Having won the race at a canter 12 months ago, the Yamaha rider was expected to fight for victory at Silverstone despite having to serve a long-lap penalty at the start for his part in a clash with Aprilia’s Aleix Espargaro at Assen before the summer break.
Having swiftly moved up to second from fourth on the grid in the early laps of the British GP, Quartararo pressured race leader Johann Zarco before emerging fifth after taking his punishment on the third tour.
The reigning MotoGP world champion lacked speed from here-on-in though and eventually slipped all the way to eighth by the chequered flag, leading the Frenchman to rue the decision not to run the hard compound rear tyre that the vast majority of the field used to great effect – though he feels he did “everything perfect” in the opening phase of the contest.

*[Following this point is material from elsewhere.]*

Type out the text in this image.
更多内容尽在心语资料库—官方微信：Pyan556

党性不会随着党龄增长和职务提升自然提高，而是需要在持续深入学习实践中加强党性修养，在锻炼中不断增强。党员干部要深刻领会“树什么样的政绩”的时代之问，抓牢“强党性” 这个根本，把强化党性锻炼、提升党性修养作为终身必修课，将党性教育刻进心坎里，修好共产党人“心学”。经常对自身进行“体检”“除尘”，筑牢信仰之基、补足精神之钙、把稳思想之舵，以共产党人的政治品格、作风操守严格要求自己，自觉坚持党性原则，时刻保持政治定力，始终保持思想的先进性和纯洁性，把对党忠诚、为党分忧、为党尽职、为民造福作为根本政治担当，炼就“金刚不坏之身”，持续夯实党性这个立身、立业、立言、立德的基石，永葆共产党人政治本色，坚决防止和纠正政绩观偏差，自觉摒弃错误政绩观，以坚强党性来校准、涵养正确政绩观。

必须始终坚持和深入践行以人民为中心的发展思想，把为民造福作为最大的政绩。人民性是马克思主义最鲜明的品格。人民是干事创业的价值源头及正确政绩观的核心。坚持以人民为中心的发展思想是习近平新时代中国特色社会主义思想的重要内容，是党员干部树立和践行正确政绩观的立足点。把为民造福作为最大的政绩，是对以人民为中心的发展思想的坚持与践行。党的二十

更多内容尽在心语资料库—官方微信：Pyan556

“I think we made a mistake of not trying the hard rear tyre in practice, I think I did everything perfect on the first lap in terms of the start and the long-lap,” explained Quartararo.
“However when I was behind the other riders my rear tyre overheated so much and we don’t really know why, I think the reason was that following others was difficult so I had to push the tyre harder, so it’s difficult having not tried the hard.
“I did my best and I feel that with the medium tyre we couldn’t have done better, all the top ten had the hard rear and we went with the medium.
“In practice this morning I did 1:59.9s for the entire race distance so that was something that helped us make the decision, but stuck in a group things were totally different.”
Despite his tough Silverstone Sunday Quartararo managed to extend his series lead slightly from 21 to 22 over Espargaro after the Spaniard crossed the line ninth just behind the M1, the Argentine GP winner having struggled with his physical condition following a nasty crash in FP4 on Saturday morning.
Quartararo revealed though that his attentions are turning more towards British GP winner Francesco Bagnaia as his main title threat, the Ducati pilot having sliced 42 points from the series lead in the last two races – the 2021 vice-champion faced with a 49 point deficit to Quartararo with eight events remaining having won the last two races in a row.
“I think we need to look at Pecco (Bagnaia) because he’s been the one making the difference in the last two races, he is the one we need to focus on,” continued Quartararo.
“It certainly won’t be an easy job because we now have races where, not necessarily struggling but Austria has long straights and he’s always very fast at Misano and Aragon, so some tough races coming up soon.”